Load the 3D VRML 2.0 model (3K) and reveal the mystery of the Penrose Staircase.
The model is animated (click on the ball) and comes with sound. (No time to install the VRML plug-in? Click solution.)


VR-related Technologies

Other VR-related technologies combine virtual and real environments. Motion trackers are employed to monitor the movements of dancers or athletes for subsequent studies in immersive VR. The technologies of 'Augmented Reality' allow for the viewing of real environments with superimposed virtual objects. Telepresence systems (e.g., telemedicine, telerobotics) immerse a viewer in a real world that is captured by video cameras at a distant location and allow for the remote manipulation of real objects via robot arms and manipulators.

Applications

As the technologies of virtual reality evolve, the applications of VR become literally unlimited. It is assumed that VR will reshape the interface between people and information technology by offering new ways for the communication of information, the visualization of processes, and the creative expression of ideas.

Note that a virtual environment can represent any three-dimensional world that is either real or abstract. This includes real systems like buildings, landscapes, underwater shipwrecks, spacecrafts, archaeological excavation sites, human anatomy, sculptures, crime scene reconstructions, solar systems, and so on. Of special interest is the visual and sensual representation of abstract systems like magnetic fields, turbulent flow structures, molecular models, mathematical systems, auditorium acoustics, stock market behavior, population densities, information flows, and any other conceivable system including artistic and creative work of abstract nature. These virtual worlds can be animated, interactive, shared, and can expose behavior and functionality.

Real and abstract virtual worlds (Michigan Stadium, Flow Structure):


Web (137K) - Screen (455K) - Max size (633K)

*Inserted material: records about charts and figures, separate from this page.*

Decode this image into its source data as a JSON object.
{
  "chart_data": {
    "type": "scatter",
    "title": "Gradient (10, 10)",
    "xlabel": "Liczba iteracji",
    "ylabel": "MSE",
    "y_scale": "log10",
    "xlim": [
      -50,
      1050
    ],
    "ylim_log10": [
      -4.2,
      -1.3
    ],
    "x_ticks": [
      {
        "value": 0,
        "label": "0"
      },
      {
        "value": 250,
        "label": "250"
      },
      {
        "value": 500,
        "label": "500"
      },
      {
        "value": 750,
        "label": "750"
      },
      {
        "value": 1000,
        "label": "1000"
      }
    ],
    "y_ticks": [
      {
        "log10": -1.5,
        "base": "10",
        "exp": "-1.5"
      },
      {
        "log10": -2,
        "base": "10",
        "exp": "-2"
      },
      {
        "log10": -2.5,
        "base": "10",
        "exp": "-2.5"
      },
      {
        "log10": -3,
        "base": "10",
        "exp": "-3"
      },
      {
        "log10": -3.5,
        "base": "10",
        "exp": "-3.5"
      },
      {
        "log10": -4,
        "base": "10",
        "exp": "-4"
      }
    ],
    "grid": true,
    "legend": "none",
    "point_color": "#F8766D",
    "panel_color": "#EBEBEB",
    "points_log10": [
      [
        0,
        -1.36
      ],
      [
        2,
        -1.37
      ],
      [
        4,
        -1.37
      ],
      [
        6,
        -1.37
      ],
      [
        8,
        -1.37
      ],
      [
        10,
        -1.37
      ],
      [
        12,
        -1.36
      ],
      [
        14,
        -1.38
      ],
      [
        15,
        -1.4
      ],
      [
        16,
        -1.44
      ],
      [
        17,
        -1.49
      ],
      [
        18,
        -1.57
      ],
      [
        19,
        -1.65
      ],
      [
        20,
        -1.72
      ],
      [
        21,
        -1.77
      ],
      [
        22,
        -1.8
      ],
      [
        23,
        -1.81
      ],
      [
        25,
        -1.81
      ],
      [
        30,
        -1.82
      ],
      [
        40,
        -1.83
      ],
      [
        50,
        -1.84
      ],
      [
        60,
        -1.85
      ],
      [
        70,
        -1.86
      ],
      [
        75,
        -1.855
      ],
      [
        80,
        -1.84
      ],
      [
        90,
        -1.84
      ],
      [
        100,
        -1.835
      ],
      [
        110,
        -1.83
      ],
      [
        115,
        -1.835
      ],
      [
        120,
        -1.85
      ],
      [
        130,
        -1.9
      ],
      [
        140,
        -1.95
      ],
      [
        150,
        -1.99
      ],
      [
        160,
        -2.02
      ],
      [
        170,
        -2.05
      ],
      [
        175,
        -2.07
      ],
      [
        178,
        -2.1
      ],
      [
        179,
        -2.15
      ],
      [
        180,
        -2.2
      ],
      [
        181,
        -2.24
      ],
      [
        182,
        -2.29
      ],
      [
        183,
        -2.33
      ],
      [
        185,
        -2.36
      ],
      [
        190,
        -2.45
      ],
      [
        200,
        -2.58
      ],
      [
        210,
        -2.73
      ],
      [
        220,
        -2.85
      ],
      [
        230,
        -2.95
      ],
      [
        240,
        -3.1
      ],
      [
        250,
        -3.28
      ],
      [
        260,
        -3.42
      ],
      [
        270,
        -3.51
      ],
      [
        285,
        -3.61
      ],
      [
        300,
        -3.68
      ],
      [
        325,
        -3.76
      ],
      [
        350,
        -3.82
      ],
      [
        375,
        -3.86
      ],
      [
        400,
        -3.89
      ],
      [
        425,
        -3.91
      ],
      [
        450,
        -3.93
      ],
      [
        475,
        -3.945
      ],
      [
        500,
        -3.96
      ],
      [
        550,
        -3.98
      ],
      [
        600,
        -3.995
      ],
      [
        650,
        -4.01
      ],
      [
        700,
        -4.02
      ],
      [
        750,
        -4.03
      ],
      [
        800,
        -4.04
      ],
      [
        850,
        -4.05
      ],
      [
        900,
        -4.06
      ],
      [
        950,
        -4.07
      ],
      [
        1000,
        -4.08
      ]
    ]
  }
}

Web (32K) - Screen (99K) - Max size (146K)


Useful applications of VR include training in a variety of areas (military, medical, equipment operation, etc.), education, design evaluation (virtual prototyping), architectural walk-through, human factors and ergonomic studies, simulation of assembly sequences and maintenance tasks, assistance for the handicapped, study and treatment of phobias (e.g., fear of height), entertainment, and much more.